Neuroinflammation in Parkinson's disease

Abstract

During the last two decades, a wealth of animal and human studies has implicated inflammation-derived oxidative stress and cytokine-dependent neurotoxicity in the progressive degeneration of the dopaminergic nigrostriatal pathway, the hallmark of Parkinson's disease (PD). In this review, we discuss the various hypotheses regarding the role of microglia and other immune cells in PD pathogenesis and progression, the inflammatory mechanisms implicated in disease progression from pre-clinical and clinical studies, the recent evidence that systemic inflammation can trigger microglia activation in PD-relevant central nervous system regions, the synergism between gene products linked to parkinsonian phenotypes (alpha-synuclein, parkin, Nurr1, and regulator of G-protein signaling-10) and neuroinflammation in promoting neurodegeneration of the nigrostriatal pathway, and the latest update on meta-analysis of epidemiological studies on the risk-lowering effects of anti-inflammatory drug regimens.

Figures

Figure 1. Potential initiating factors of microglia activation in the CNS that contribute to progressive loss of nigral dopaminergic neurons and development of Parkinson’s disease (PD)

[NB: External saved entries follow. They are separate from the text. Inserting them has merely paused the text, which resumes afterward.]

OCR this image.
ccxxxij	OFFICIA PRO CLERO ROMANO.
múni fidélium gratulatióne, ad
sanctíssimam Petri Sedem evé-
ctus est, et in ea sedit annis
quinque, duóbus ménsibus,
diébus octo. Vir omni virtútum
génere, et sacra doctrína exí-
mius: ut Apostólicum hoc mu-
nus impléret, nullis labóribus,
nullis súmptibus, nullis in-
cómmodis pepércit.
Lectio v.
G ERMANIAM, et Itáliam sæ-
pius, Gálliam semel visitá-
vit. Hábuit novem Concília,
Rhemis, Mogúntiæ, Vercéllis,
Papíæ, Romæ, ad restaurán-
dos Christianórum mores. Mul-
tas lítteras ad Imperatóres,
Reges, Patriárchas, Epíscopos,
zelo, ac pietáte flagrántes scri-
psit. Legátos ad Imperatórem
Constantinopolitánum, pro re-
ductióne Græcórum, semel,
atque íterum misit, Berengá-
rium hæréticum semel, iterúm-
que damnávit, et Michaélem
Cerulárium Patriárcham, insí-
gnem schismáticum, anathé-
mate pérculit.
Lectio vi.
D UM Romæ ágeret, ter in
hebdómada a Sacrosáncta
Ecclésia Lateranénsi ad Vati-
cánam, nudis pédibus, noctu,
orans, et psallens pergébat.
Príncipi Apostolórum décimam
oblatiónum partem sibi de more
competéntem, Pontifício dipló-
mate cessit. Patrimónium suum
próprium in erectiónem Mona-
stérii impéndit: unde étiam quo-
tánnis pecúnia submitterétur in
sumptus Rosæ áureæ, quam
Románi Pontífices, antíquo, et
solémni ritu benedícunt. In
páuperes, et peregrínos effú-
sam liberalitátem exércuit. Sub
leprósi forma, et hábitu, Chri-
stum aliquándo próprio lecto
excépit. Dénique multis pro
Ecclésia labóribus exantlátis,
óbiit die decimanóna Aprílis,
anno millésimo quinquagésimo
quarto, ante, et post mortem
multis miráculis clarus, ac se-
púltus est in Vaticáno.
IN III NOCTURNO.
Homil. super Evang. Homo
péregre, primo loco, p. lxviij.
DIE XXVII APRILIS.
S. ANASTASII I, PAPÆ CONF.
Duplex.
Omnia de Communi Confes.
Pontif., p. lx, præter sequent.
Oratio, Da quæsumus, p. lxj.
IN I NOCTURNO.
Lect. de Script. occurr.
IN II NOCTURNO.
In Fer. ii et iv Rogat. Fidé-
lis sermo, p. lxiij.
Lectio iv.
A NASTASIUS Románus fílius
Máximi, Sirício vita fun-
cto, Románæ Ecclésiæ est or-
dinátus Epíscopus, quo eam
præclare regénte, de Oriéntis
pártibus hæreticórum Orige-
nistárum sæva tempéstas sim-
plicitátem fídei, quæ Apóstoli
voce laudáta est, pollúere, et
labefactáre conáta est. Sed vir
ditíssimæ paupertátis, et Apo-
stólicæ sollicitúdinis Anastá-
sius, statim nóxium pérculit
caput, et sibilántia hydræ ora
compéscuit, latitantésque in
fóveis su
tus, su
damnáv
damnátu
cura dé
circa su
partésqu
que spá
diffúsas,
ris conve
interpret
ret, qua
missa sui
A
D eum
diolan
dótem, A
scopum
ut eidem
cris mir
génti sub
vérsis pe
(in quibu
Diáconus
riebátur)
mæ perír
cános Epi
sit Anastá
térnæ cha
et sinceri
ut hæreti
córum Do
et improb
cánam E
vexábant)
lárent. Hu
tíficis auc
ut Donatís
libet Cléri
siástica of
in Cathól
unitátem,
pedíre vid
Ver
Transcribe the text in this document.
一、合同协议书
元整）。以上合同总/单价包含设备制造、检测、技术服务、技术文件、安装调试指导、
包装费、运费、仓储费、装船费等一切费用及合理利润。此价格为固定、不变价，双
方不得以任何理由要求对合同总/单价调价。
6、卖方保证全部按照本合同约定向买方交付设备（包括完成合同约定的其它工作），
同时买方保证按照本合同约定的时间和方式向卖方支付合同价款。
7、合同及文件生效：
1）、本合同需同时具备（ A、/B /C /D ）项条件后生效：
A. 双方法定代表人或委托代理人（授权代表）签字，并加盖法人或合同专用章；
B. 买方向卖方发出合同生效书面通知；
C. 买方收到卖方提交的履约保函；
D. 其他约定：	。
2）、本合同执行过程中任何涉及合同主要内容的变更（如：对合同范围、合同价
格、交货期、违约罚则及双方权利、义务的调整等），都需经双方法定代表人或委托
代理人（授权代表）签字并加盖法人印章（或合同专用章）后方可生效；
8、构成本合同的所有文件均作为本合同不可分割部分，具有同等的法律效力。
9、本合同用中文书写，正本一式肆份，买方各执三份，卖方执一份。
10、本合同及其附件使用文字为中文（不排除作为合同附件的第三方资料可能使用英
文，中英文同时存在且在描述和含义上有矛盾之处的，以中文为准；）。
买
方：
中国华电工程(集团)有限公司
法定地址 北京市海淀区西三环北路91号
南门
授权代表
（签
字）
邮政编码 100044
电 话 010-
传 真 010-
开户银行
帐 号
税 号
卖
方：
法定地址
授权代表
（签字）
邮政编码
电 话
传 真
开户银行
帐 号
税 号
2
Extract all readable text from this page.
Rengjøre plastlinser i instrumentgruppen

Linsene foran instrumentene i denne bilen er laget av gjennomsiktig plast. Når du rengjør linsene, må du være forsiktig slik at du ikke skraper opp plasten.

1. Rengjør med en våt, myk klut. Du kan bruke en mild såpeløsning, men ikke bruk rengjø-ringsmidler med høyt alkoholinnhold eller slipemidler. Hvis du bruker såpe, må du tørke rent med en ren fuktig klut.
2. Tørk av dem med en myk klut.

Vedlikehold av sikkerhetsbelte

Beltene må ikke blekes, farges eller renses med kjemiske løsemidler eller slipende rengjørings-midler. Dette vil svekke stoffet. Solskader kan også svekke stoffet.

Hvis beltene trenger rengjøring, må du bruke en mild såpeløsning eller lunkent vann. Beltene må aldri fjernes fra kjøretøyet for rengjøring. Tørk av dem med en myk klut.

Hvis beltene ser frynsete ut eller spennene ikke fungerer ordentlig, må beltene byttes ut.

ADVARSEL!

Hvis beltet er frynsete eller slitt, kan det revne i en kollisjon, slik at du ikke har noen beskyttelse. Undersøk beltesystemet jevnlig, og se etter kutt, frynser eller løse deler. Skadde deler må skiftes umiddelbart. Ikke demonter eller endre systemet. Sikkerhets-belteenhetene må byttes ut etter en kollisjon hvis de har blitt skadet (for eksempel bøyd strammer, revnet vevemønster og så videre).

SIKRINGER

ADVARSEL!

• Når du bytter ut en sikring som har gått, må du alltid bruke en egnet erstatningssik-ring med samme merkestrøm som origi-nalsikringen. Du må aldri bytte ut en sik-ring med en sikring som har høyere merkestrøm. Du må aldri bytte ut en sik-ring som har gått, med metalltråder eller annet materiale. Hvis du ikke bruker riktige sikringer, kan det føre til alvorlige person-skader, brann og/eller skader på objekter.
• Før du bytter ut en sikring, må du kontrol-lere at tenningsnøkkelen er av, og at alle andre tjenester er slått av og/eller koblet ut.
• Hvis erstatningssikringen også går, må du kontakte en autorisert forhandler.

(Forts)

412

A number of different stimuli can activate microglia in the CNS. If the initiating trigger is left unresolved and/or with additional insults, chronic microglia activation contributes to an enhanced inflammatory environment in the brain. Chronic neuroinflammation results in enhanced oxidative stress on and/or chronic activation of cell death pathways in vulnerable neuronal populations (i.e. nigral dopaminergic neurons) and accelerated degeneration.